I’m not in any hurry to repeat the experience – it was nerve-wracking and exhausting – but I feel proud of myself for doing a difficult job competently and managing to handle my anxiety. Thanks are also due to the people who took part on that night and were so supportive towards me – I couldn’t have got through it without certain people telling me early on that I was doing well and giving me a well-needed confidence boost.

I Can’t Cry Any More

I Can’t Cry Any More

My tears won’t come. I feel so close to breaking down in tears lately but for some reason I just can’t do it – my eyes remain resolutely dry. Although inside I might be despairing, on the outside there are no cracks in my mask.

Only the people reading this have any idea of the pain I carry inside.

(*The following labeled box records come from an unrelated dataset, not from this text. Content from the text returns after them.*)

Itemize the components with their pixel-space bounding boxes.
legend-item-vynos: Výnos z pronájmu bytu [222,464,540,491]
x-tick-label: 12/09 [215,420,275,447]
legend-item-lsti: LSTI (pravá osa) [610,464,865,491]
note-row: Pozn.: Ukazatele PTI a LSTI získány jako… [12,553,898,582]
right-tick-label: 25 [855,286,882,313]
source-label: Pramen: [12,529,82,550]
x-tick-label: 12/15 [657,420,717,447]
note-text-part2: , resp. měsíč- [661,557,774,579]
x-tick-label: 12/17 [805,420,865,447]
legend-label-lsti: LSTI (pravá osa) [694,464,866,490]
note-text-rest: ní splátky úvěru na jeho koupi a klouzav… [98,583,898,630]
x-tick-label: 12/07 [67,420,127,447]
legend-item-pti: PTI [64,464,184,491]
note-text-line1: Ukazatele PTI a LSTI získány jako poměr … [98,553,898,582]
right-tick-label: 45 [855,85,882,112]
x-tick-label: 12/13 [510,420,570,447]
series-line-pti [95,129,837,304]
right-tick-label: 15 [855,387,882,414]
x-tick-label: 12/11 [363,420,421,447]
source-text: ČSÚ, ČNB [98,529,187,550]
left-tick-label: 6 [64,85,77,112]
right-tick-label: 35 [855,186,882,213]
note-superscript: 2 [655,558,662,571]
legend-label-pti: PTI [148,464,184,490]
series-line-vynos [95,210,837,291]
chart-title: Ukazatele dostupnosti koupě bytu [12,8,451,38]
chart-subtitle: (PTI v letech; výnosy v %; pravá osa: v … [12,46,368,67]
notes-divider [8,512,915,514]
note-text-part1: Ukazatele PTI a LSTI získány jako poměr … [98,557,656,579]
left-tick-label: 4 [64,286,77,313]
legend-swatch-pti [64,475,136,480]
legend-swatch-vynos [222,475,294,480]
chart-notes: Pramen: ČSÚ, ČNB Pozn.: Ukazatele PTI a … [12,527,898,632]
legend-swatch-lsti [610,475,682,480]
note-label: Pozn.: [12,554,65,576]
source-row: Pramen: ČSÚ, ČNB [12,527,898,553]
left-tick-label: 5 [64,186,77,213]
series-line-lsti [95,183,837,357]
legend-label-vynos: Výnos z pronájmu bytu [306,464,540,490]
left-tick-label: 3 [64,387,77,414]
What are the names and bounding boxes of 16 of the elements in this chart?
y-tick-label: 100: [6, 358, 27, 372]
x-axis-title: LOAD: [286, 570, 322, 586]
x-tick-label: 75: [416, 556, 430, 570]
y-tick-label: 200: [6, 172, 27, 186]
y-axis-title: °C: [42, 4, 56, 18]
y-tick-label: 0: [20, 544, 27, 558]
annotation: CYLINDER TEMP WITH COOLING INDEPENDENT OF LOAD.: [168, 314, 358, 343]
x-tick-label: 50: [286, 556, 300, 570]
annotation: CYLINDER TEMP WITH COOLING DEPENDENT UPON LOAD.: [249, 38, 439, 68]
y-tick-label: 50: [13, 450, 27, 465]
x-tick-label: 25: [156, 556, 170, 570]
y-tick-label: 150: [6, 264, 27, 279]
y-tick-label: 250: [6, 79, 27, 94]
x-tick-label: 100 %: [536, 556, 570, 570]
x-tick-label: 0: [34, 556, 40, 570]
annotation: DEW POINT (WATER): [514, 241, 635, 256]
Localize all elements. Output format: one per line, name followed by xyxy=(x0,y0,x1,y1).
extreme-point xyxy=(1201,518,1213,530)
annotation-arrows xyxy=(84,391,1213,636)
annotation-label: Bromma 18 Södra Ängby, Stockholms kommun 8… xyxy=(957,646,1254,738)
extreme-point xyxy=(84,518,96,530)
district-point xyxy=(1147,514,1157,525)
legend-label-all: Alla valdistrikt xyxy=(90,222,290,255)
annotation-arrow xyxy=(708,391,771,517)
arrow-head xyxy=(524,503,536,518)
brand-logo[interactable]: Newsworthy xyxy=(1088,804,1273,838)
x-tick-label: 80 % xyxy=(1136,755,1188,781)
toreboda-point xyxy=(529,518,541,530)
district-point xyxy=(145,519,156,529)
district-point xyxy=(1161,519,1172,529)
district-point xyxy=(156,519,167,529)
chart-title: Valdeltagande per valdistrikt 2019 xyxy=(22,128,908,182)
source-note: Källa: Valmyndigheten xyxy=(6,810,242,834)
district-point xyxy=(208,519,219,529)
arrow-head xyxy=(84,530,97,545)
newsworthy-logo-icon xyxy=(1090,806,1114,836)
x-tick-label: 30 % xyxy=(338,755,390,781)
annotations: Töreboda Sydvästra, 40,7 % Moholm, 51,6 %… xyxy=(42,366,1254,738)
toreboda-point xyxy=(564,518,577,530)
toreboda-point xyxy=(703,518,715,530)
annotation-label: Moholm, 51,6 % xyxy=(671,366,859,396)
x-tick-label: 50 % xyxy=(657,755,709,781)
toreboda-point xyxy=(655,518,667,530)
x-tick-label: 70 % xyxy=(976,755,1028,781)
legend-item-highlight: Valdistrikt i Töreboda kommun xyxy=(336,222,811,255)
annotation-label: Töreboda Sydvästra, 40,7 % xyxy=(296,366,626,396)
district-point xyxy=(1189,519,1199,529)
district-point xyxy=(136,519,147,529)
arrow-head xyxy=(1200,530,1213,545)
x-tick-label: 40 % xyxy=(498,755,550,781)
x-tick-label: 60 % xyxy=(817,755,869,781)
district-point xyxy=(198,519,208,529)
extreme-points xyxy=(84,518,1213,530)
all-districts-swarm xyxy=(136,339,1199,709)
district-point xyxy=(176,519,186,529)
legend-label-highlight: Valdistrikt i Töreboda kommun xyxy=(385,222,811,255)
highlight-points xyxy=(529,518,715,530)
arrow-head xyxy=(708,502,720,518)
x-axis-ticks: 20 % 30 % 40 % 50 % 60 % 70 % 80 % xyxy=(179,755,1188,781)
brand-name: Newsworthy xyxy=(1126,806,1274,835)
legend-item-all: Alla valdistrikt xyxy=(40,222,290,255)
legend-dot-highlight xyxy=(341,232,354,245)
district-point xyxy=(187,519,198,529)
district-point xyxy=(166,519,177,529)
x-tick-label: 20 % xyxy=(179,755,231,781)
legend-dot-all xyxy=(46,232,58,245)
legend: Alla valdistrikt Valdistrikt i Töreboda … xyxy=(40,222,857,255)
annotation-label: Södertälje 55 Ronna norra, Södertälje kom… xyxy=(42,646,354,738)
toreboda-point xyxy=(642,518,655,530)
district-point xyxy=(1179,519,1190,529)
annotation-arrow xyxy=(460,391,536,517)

I am not able to show it or speak out about it. So I write instead and expose my feelings in this way.

Few of the people I have seen over the past few days will have garnered any hint of my hurt. I have kept it inside. I can still speak to them, laugh along with them, give every appearance of being my usual self while under the surface I am in turmoil. I actively hide it these days.

One if the factors that makes handling it more difficult is that I can’t talk about how I feel to anyone. I don’t mean that there is nobody I feel close enough to; what I mean is that I am literally not able to speak about my feelings. When I am under the added pressure of oral communication the words get stuck in my throat and I can’t get them out – I become mute.

It is not that the words themselves are blocked. Rather it is that I have a flood of words running through my mind but such is the intensity of emotion accompanying them that I involuntarily shut down. I would not even be able to read what I have written out loud.

Tears, words and other demonstrations of my emotions are not something I merely find difficult: they are mentally and physically almost impossible. Instead I am sitting here into the small hours again, writing these words as my way of dealing with my emotional pain. And by expressing my feelings in this way I am better able to cope with them.